We all have a stress threshold that, once exceeded, leads to what I call the “Fuck-it phenomenon”: that place when, after a hard day or chronic undercare of yourself you just throw in the towel and have that thing -dessert, bottle of wine, shopping spree, etc – that you really don’t need. I said, “F-it” for a couple of weeks, then pulled myself together and focused on the walking when I was feeling strong and maintained my status quo of “where are my veggies, where is my protein” when dining out. I pulled back on treats. I managed portions when I was in situations where ideal choices were absent. I started holding out for Costa Rica, where I (perhaps naively) believe that healthier foods will be easy to procure and fresh meats and veggies will be more abundant. It has not been easy, especially the last three weeks where we have been in hotels or staying with family.
Today it seems I have a glimpse into a turning point occurring 2 1/2 weeks ahead of schedule – in Mexico City at a freaking Walmart. Things I have given up finding are available just a half mile away. With both Oat Bran and Egg Whites in my cart, I feel an absurd surge in motivation. A massive produce section, even if conventionally grown, fills me with hope. I want to try my hand at a couple of miles in my running shoes and do some bodyweight workouts I have been planning to do all this time. Clearly I hold a belief that, if properly nourished (whatever I judge that to be) my physical efforts will be more rewarding. Energy is still limited for a number of reasons, so I understand this newly uncovered subconscious reasoning, faulty as it is.
What surprises me about all of it is how much it has changed; how much I have changed. Exercise for the sake of exercise itself was motivating enough not so long ago. My standards were firmer and my bar higher.
I’m not terribly disappointed in this change. I think it adequately reflects the ongoing low-level stress of both motherhood and travel. It reflects health challenges that I have been learning about and trying to manage under less than ideal circumstances.
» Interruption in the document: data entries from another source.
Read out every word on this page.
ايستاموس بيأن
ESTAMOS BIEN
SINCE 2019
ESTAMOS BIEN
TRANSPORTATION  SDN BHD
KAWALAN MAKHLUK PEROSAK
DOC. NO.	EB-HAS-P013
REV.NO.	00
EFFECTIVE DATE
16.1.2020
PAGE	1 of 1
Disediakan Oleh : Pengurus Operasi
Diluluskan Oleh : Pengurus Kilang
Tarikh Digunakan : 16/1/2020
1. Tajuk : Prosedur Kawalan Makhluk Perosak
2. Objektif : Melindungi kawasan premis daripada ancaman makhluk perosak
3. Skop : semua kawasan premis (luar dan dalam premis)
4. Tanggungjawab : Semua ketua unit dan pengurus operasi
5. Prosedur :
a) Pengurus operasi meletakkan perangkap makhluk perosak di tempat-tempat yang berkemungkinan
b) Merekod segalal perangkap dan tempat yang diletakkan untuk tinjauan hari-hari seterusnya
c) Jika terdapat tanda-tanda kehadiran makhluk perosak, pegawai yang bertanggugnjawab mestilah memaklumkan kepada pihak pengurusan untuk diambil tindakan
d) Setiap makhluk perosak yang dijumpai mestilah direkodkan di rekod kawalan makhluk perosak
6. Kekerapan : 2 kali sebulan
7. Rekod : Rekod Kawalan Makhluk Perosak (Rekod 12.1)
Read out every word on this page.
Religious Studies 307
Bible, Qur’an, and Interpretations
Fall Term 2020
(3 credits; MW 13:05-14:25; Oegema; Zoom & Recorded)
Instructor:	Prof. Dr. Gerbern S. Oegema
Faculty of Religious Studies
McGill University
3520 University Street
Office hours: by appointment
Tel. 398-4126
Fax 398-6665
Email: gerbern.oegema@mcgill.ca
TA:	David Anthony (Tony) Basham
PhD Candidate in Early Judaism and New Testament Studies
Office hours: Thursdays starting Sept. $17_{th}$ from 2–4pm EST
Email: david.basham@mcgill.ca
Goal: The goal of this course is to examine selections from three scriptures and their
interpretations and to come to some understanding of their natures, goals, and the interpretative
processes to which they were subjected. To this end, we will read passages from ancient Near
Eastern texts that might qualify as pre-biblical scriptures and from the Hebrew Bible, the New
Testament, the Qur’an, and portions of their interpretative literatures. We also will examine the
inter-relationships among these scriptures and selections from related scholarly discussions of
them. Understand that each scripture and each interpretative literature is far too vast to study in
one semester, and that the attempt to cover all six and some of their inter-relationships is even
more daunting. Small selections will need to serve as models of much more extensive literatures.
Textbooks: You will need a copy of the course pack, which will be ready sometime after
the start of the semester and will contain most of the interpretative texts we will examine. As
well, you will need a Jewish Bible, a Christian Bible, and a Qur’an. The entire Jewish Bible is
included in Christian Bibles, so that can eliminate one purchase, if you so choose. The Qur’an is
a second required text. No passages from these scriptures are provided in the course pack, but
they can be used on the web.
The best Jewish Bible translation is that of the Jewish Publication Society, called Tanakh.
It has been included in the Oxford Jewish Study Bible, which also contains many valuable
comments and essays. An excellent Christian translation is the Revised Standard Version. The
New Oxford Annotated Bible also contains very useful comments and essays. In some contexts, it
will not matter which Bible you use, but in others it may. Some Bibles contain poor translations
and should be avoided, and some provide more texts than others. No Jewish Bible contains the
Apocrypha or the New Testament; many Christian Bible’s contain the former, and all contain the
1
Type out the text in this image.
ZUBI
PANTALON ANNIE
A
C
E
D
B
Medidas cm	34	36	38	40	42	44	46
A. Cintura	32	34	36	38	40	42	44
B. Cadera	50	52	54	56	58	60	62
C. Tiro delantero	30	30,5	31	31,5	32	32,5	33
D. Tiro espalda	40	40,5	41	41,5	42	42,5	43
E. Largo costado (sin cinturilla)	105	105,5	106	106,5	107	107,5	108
It shows a necessary change in priorities from when I was single and living in Southern California.
I know, and have known, that regaining my health and fitness post-baby is going to be essential to me being the best mother I know to be. It has been terribly frustrating to be 18 months post-delivery and still feeling the effects of L+D and be carrying a couple extra kilos. I have been more patient and forgiving of myself than I would have anticipated I am capable of. I will, to some degree, need to continue to exercise this compassion until we return to the states and can enlist the help of friends and family for child care.
But today I have oat bran. So today, I have hope.